Eastern Bluebirds are “classically” socially monogamous. Rarely, they also nest in socially polygynous and socially polyandrous associations and, just as rarely, as cooperative breeders in which adult offspring “help” their parents raise broods. They were the first socially monogamous bird species to be discovered to have females that mate with more than one male, resulting in extra-pair paternity, which means that males often care for offspring not genetically their own -- emphasizing a conundrum for evolutionary biologists who predicted that males should defend their genetic paternity. Conspecific nest parasitism, in which females lay eggs in other females’ nests, also occurs, so that even females are sometimes caring for offspring not theirs.

Despite having once been called the “North American example of pacific family life,” and despite their reputation for being “sweet”, they are in fact pugnacious defenders of territories, mates, and nests against interspecific and conspecific competitors. They contend with other species and with each other over access to nesting cavities. Not only males but also females fight among themselves, and sometimes females wound and kill each other over access to nesting sites. Nevertheless, male aggression against females is ecologically contingent, rare in most situations.

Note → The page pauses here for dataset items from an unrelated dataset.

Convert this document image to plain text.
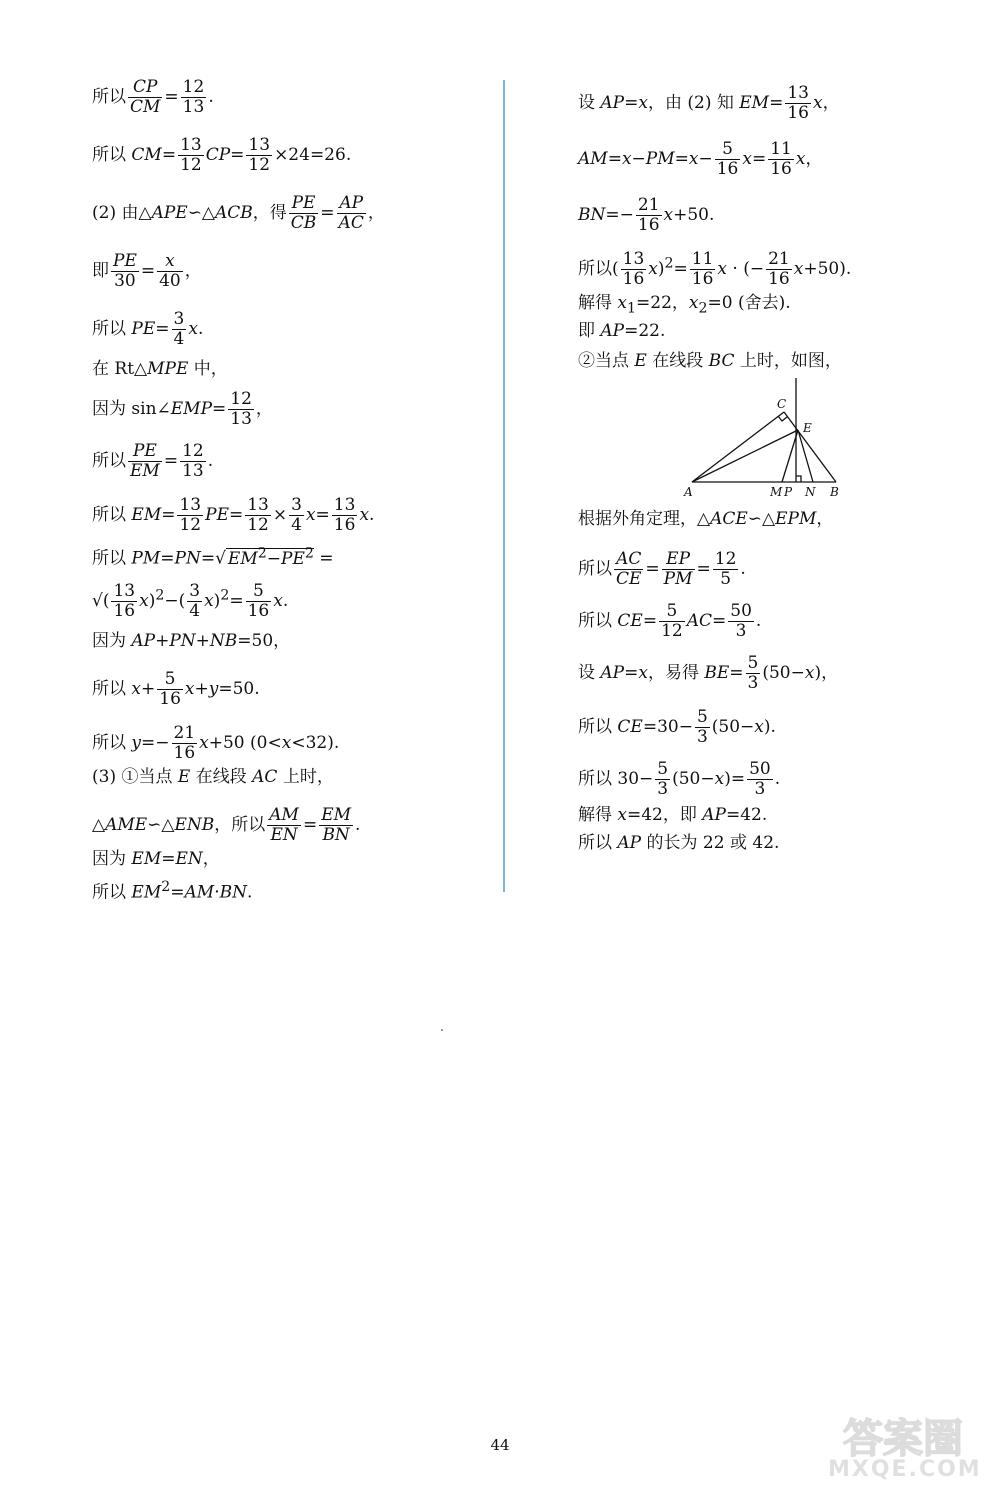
所以 $\frac{CP}{CM} = \frac{12}{13}$ .
所以 $CM= \frac{13}{12} CP= \frac{13}{12} \times 24=26$.
(2) 由△APE∽△ACB，得 $\frac{PE}{CB} = \frac{AP}{AC}$ ，
即 $\frac{PE}{30} = \frac{x}{40}$ ，
所以 $PE= \frac{3}{4} x$.
在 Rt△MPE 中，
因为 sin∠EMP= $\frac{12}{13}$ ，
所以 $\frac{PE}{EM} = \frac{12}{13}$ .
所以 $EM= \frac{13}{12} PE= \frac{13}{12} \times \frac{3}{4} x= \frac{13}{16} x$.
所以 PM=PN=√ $EM^2-PE^2$ =
√( $\frac{13}{16} x)^2-( \frac{3}{4} x)^2= \frac{5}{16} x$.
因为 AP+PN+NB=50，
所以 $x+ \frac{5}{16} x+y=50$.
所以 $y=- \frac{21}{16} x+50$ (0<x<32).
(3) ①当点 E 在线段 AC 上时，
△AME∽△ENB，所以 $\frac{AM}{EN} = \frac{EM}{BN}$ .
因为 EM=EN，
所以 $EM^2=AM\cdot BN$.
设 AP=x，由 (2) 知 $EM= \frac{13}{16}$ x，
$AM=x-PM=x- \frac{5}{16} x= \frac{11}{16}$ x，
$BN=- \frac{21}{16} x+50$.
所以( $\frac{13}{16} x)^2= \frac{11}{16}$ x · (− $\frac{21}{16} x+50$).
解得 $x_1=22$，$x_2=0$ (舍去).
即 AP=22.
②当点 E 在线段 BC 上时，如图，
根据外角定理，△ACE∽△EPM，
所以 $\frac{AC}{CE} = \frac{EP}{PM} = \frac{12}{5}$ .
所以 $CE= \frac{5}{12} AC= \frac{50}{3}$ .
设 AP=x，易得 $BE= \frac{5}{3} (50-x)$，
所以 $CE=30- \frac{5}{3} (50-x)$.
所以 $30- \frac{5}{3} (50-x)= \frac{50}{3}$ .
解得 x=42，即 AP=42.
所以 AP 的长为 22 或 42.
A
C
E
M P N B
44	答案圈
MXQE.COM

Fledgling behavior -- behavior of birds from the time of nest leaving until the post-juvenile molt -- is relatively poorly known. Of interest are questions about sibling interactions by sex and age during this period, juvenile flock formation dynamics, and hallmarks of the development of foraging competence, and behavior associated with emigration.

Natal and breeding dispersal patterns in S. Carolina and Georgia are well described. It is now known how far individuals typically move. What remains entirely unknown is what happens along the way from one site to another during dispersal events.

Few demographic summaries of individually identifiable birds are available in the reviewed literature, suggesting that banders who have detailed, systematic and controlled observations of individuals should be encouraged to publish. Fitness is a relative concept and thus studies of adaptive significance should be in the context of local demography, including variation in lifespan. Predictions of new models of how stochastic demography affect adaptive mating decisions (e.g., (Gowaty and Hubbell 2009) would be ideally tested in bluebirds.

Experimental studies of female mate preferences failed to identify the basis for female choice of male bluebirds, suggesting that something may be left out of general models of pairing and mating. Migratory behavior, as distinct from dispersal behavior, also remains poorly studied. As the technologies for marking and remote sensing of individuals are becoming more refined and affordable, Eastern Bluebirds will be good candidates for range-wide study of the timing and extent of migratory movements as a function of environmental inducers.

An emerging hallmark of bluebird biology, recognized even by the earliest observers, is a remarkable level of individual variation in morphology and behavior both within and between populations, as well as data indicating that bluebirds make flexible and adaptive decisions to use or not use nest boxes of different qualities or history -- showing that ecological and social contingencies matter to what bluebirds do. Given such known variability among individuals, a comprehensive view of bluebird ecology, demography, and behavior demands study of bluebirds in natural, perhaps ancestral habitats such as longleaf pine forests of the se. USA and in understudied regions in their range (e.g., Mexico, Guatemala, and other areas in Central America).